Ihre politische Karriere ging die Mutter von sieben Kindern zielstrebig an. Sie ist seit 1990 CDU-Mitglied. 2003 wurde sie in Niedersachsen Ministerin für Frauen, Familie und Gesundheit und gehört seit 2004 dem Präsidium der CDU an. 2005 wurde sie Bundesfamilienministerin. Dort setzte sie das Elterngeld durch. 2009 übernahm sie das Bundesarbeitsministerium.
Von der Leyen galt zwischenzeitlich als mögliche Nachfolgerin von Bundeskanzlerin Angela Merkel. Doch ihr fehlt eine wirkliche Hausmacht in der Partei. Und einigen in der CDU war ihr Ehrgeiz immer suspekt.
Negativschlagzeilen
Zuletzt schien ihr Stern zu sinken. Turbulenzen gab es um Plagiatsvorwürfe um ihre Doktorarbeit. Die Medizinische Hochschule Hannover entschied aber 2016, dass sie trotz «klarer Mängel» beim Zitieren den Titel behalten darf.

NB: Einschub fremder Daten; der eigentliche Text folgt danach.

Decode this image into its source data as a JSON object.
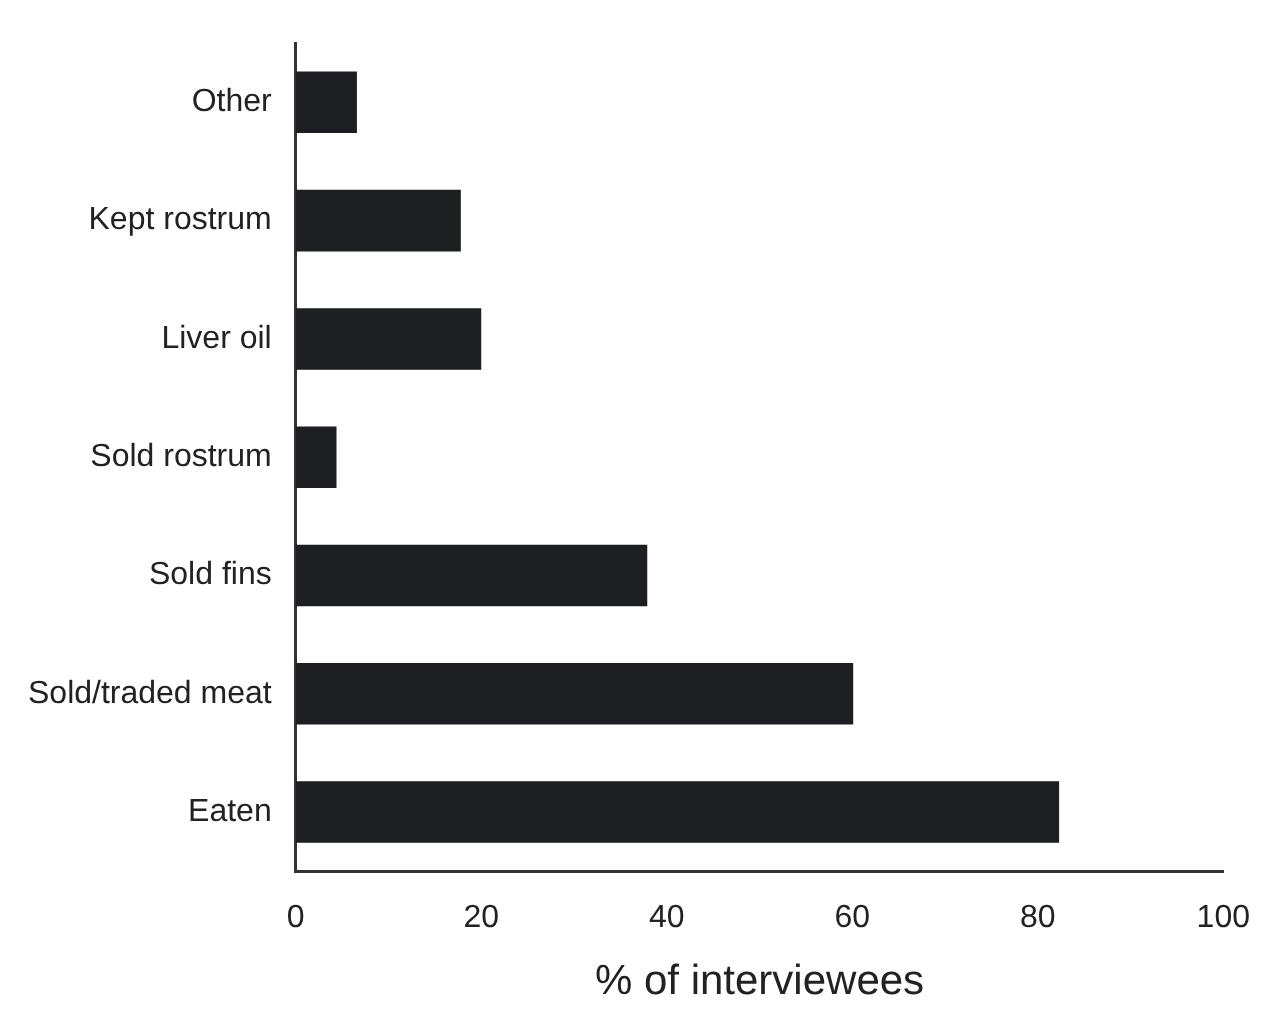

Unglücklich agierte von der Leyen in der Affäre um rechtsextreme Tendenzen in der Bundeswehr. Nachdem 2017 aufflog, dass sich ein Oberleutnant monatelang als syrischer Flüchtling ausgegeben hatte und offenbar einen rechtsradikal motivierten Anschlag plante, warf sie der Truppe in einer ersten Reaktion ein «Haltungsproblem» vor. Dies wurde ihr als Pauschalkritik in der Bundeswehr übel genommen.
Dann geriet die Ministerin mit der Affäre um die Kostenexplosion bei der Sanierung des Segelschulschiffs «Gorch Fock» in die Schlagzeilen. Sie brachte von der Leyen den Vorwurf fehlender Kontrolle ein und aus der Opposition Rücktrittsforderungen. Auch wegen Rüstungsprojekten, vielfältiger Ausrüstungsmängel bei der Bundeswehr und einer Affäre um externe Berater geriet ihr Ministerium immer wieder in die Kritik.
Dass sich von der Leyen trotz dieser Turbulenzen im Amt hielt, zeigt ihre politische Zähigkeit. Die hat sich im Poker um die Juncker-Nachfolge nun erneut ausgezahlt.